レインアローに近いスキル射撃と、空中で狂った蜂のように放つ無差別射撃によりハンナの翼が射抜かれる。エイミーはその隙に近接戦を仕掛けるも、下腕による二振りの刀を前に踏み込めない。
「レイズ、レイズ」
そしていよいよハンナがその弓矢で再び仕留められそうになった時、光の流星が二度撃ち上がり四季将軍:天の手が止まった。今まで一度も狙ったことがなかった人間に視線が向き、その照準が鳥人から入れ替わる。
それだけの動作で死が確定したことを努は悟り、重苦しい感覚で息が詰まった。こんな化け物相手にPTメンバーはよくもまぁ怖気づかずに戦えるものである。死刑台にでも向かうように努はフライで飛び、蘇生した二人が巻き添えにならないよう距離を離す。
「悪い、届かなかったわ。ガルム、エイミー、後は頼む。エクスヒール。エリアヒール、リジェネーション。
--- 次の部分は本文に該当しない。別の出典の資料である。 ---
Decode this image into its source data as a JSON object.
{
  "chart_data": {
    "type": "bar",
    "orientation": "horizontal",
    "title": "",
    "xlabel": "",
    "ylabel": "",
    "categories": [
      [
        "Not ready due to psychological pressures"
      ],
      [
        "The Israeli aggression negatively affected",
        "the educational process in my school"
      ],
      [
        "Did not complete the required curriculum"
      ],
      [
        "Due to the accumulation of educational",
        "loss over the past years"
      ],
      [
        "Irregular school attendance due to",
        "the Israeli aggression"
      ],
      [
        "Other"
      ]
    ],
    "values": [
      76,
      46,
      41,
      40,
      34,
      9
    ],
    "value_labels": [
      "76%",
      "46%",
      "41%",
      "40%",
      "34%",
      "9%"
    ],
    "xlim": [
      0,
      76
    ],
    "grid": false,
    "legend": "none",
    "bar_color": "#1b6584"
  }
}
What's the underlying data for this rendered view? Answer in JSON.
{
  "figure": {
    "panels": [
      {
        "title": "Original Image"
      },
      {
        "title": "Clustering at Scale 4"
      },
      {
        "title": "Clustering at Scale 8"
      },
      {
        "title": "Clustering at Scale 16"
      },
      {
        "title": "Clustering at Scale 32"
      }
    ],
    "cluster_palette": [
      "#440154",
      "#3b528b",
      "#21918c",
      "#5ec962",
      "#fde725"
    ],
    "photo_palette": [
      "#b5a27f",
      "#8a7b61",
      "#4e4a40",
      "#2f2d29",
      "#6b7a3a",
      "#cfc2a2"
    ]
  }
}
ヘイスト、プロテク、フライ」
前線にいた二人は驚愕の眼差しで狙われた努に振り返って飛び出し、地面に寝かされた状態で生き返ったガルムとアーミラはやけにすっきりしたような顔でぼやいた努を見上げた。
そんな四人の頭上に緑の雫が落ち、傷付いた身体を全回復させた。その他にも様々なスキルが巡る中、四季将軍:天の弓引く矢に殺意の光が宿る。
(……なーんだ)
自分が死ぬくらいならば他人を蹴落としてでも生き残る。それを大して知らない少女に対して実践した努は罪悪感で精神が死ぬかと思った。だがそれでも自分が死ぬよりはマシな選択だと思っていた。
なので死を前にした時には、また前と同じようにPTメンバーすらも見捨てて逃げ惑うものだと思っていた。人間、そう簡単に性質は変わらない。
だがいざそれを目の前にしても、少女に手をかけた時より随分とマシな気持ちだった。
「意外と僕も、捨てたもんじゃないね」
その言葉を最後に努は四季将軍:天の放った矢で頭を吹き飛ばされ、その身体は光の粒子に包まれて消えた。